Engineering Java 7’s Dual-Pivot Quicksort Using MaLiJAn

Jan 2013 (Written: Sep 2012)

Sebastian Wild, Markus Nebel, Raphael Reitzig, and Ulrich Laube:

Meeting on Algorithm Engineering & Experiments (ALENEX) 2013
P. Sanders, N. Zeh (eds.): ALENEX 2013, SIAM, pp 55–69

Based on the analysis of instruction counts (see details in my master’s thesis) one should expect that asymmetric pivot sampling improves YBB Quicksort. In this paper we empirically investigate this hypothesis in Java.

In fact, Vladimir Yaroslavskiy made the observation that asymmetry might help already in 2010, when he experimented with YBB Quicksort. In this mailing list post he asked for explanations why from 5 sample elements, exactly the smallest and third smallest elements perform best, and in particular better than the tertiles (second and forth smallest).

Dmytro Sheyko’s answer goes in the right direction: asymmetries in the partitioning algorithm may lead to improvements with asymmetric pivots. The details of his explanation are not correct because of simplifying assumptions; he closes with:

Of course, these consideration does not apply to the real DPQ completely. This is because in real DPQ every item is not compared with pivots in well defined order and real DPQ contains numerous special cases, which make it harder to analyze.

Still, we could finally give this analysis: [conference paper] / [full paper].

While we can confirm savings in the number of executed Java Bytecode instructions, running times show a peculiar pattern:

Violin plots for the observed running times (on random permutations) symmetric sampling (light gray) and asymmetric sampling (dark blue), normalized by $n \ln n$. The horizontal axis depicts the input size $n$.

There seem to be two types of inputs, where running time is either in the lower (faster) part or in the upper (slower) part, depending on the class of the input. We investigate this phenomenon in detail and trace it to Java’s just-in-time (JIT) compiler.

With regard to the initial hypothesis, we have to conclude that any potential speedup is dwarfed by these JITter effects.

MaLiJAn

For the experiments we used our self-made tool MaLiJAn, the Maximum Likelihood Java Analyzer (I know, great name).

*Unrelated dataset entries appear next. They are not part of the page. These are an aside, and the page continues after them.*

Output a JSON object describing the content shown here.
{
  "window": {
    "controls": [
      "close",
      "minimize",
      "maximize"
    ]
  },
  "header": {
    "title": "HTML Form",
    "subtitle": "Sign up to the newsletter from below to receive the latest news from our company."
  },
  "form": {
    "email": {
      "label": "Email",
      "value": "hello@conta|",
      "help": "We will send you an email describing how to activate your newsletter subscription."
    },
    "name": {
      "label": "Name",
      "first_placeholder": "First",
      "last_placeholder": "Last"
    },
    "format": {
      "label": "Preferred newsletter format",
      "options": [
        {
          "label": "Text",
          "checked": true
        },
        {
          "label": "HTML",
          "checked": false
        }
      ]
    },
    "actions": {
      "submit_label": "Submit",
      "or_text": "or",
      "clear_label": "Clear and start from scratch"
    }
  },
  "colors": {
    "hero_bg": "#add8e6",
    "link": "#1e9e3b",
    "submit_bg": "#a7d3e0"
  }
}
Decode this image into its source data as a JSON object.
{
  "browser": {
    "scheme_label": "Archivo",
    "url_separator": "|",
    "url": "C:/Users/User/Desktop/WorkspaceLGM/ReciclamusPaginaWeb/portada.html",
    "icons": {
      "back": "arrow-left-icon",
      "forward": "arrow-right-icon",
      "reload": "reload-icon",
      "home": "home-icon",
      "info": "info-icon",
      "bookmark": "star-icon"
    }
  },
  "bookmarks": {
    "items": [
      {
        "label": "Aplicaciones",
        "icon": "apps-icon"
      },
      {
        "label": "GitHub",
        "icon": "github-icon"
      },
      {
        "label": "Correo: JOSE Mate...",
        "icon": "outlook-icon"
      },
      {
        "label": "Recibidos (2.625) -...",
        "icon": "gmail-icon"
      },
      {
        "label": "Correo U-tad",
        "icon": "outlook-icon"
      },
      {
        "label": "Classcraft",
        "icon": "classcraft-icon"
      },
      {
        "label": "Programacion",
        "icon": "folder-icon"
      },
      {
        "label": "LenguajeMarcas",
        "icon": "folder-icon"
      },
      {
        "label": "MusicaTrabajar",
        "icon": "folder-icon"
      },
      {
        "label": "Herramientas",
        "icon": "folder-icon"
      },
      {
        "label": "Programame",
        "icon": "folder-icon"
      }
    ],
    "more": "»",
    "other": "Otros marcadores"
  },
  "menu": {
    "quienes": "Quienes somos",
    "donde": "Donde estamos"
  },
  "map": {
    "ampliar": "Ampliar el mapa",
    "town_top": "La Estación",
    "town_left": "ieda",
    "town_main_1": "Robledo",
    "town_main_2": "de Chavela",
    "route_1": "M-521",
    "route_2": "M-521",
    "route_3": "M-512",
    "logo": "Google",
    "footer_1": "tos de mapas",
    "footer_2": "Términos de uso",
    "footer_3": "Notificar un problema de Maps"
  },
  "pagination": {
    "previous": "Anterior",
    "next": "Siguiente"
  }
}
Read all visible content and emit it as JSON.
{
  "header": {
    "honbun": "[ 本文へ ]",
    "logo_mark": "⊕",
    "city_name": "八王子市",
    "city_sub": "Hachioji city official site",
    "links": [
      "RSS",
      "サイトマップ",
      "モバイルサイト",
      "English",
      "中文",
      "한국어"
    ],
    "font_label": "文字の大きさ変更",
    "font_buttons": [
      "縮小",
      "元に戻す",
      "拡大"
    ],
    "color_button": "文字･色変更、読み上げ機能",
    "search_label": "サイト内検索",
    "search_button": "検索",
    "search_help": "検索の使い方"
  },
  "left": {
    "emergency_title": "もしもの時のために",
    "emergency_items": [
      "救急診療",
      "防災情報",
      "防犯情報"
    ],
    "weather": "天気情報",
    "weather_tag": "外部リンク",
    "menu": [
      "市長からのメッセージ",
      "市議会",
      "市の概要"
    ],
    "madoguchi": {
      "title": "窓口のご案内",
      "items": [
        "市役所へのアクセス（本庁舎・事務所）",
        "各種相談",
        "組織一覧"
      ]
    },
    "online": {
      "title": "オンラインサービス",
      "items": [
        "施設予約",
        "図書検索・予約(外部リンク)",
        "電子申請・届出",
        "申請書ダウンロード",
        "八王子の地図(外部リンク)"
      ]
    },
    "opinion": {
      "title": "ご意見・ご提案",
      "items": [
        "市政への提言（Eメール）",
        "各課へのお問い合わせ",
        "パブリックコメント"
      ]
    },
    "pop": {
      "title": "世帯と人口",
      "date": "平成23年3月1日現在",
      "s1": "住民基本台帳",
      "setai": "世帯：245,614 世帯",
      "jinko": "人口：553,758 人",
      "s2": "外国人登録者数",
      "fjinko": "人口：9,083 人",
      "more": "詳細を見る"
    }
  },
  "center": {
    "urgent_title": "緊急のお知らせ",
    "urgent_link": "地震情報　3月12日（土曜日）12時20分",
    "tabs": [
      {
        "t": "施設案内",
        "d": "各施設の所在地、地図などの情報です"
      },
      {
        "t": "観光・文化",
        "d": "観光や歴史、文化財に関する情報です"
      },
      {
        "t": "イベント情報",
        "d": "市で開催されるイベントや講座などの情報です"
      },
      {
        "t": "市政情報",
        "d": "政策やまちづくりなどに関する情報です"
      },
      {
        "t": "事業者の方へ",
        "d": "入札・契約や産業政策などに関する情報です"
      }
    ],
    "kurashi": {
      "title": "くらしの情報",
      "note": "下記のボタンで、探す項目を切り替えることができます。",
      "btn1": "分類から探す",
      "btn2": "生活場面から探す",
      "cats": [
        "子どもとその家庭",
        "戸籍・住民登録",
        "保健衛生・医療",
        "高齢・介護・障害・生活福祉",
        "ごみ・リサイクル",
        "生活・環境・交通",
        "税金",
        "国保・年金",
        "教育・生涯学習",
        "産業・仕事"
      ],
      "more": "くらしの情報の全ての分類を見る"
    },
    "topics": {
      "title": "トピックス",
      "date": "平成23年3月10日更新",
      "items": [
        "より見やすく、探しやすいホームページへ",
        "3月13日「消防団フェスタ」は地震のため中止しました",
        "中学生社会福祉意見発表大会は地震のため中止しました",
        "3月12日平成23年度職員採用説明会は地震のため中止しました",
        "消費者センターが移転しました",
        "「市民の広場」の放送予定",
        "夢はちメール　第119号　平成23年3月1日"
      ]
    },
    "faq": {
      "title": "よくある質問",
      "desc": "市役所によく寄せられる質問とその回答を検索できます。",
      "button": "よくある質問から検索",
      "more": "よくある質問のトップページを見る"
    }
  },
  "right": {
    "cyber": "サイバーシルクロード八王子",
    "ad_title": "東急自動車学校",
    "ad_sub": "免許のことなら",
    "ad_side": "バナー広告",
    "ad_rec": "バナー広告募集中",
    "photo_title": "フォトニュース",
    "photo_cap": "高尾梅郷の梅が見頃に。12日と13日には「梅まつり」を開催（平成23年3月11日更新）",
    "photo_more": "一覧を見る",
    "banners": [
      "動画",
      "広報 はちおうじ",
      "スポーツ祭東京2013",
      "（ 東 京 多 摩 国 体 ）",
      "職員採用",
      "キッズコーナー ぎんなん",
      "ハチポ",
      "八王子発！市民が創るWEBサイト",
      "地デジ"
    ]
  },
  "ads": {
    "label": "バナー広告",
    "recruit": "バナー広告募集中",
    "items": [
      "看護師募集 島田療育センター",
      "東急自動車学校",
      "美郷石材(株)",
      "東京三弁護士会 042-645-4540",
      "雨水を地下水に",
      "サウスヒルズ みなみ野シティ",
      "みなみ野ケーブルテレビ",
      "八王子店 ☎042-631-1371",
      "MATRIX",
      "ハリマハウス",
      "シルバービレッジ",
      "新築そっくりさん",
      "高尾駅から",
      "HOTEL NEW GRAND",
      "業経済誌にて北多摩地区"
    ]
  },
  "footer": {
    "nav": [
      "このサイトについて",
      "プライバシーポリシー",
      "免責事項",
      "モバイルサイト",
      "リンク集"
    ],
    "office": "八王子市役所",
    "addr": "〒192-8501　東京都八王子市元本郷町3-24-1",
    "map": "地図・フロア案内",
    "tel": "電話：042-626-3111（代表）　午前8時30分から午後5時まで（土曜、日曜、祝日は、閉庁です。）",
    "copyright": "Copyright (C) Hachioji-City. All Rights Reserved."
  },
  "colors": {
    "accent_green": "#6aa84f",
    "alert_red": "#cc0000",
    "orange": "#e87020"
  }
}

It decomposes a given Java program into its control-flow graph and injects counting instructions at the beginning of each basic block (i.e. each node in that graph). From these basic-block execution counters determined on given data, MaLiJAn tries to extrapolate behavior for any input size. That step has to remain a heuristic, of course, but for many typical algorithms and inputs we tried, it worked quite reasonably.

Finally, MaLiJAn computes expected costs from these extrapolations, based on user-specified cost measures, which assign a constant cost contribution to each execution of a basic block.

The theoretical basis of MaLiJAn is described in this article; it is also sketched in the appendix of this paper, where we extend MaLiJAn to approximate average running times for executing a single basic block.

Relation to Other Papers

We could confirm some of the empirical findings of this paper analytically.